Merulo coughed and tried to pull away, but I was hookedon tight like a barnacle to a ship. Go on and make a scene, you bastard.
My strategy was this: touch, the forgotten vitamin, in the absence of which infants perish and grown men wither. Perhaps Merulo ordered one of his constructs to hold him at night, with all the comfort of cuddling a knot of brambles, but it could never substitute for skin on warm skin. With what I had at my disposal (granted, what most people had: a living body), I’d worm into his affection and then, down the line, with the sorcerer yanked about on my puppet strings, my handsome man-body could be restored.
The mad sorcerer leaned his head to mine, and I glowed at our comradery. My plan was already bearing fruit!
“When we get back,” he whispered, “I may genuinely kill you.”
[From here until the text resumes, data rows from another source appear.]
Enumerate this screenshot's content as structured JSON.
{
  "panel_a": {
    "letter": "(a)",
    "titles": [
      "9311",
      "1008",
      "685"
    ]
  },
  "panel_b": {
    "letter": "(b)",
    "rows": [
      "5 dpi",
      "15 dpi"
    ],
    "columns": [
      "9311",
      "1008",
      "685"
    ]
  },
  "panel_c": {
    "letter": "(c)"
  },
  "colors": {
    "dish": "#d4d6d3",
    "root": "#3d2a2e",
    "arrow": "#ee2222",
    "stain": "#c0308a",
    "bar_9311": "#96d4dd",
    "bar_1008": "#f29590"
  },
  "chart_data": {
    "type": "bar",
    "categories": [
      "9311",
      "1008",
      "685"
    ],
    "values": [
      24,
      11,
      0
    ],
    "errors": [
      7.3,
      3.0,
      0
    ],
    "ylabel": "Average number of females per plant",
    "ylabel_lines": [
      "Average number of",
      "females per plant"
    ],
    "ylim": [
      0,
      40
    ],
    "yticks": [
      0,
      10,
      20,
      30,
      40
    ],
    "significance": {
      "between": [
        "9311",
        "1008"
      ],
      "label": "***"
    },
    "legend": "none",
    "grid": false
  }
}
“Ah,” I replied. “Oh. Well.”
He led me, arm in arm, an unremarkable pair of civilians in the crowded street. The chatter that had come as such relief after the castle’s silence was becoming overwhelming, making me feel as though we walked amid a great flock of birds. I tried to glimpse myself in the shopfront windows, craning my neck until a break in the passersby revealed a strange woman peering back at me.
“Wait,” I said to the sorcerer, pulling him bodily over to the glass. Hovering in translucence over a rack of display shoes, a woman gawked back at me with familiar amber eyes. Ringlets of gold fell to her chin, a lion’s mane about a face that glowed bronze from the sun. Her lips were pouty petals, her jaw slim and graspable, her breasts heaving under an unremarkable brown dress.
“Well,” I said. “Aren’t you the pervert? Look how delectable you made me!”
“Quiet,” he hissed. “This isn’t my design. It’s simply how you’d look as the opposite sex. If you’re unable to handle it, we can always return to the vulture.”
“I’m handling it. It’s absolutely handled. Let’s get some clothes, please.”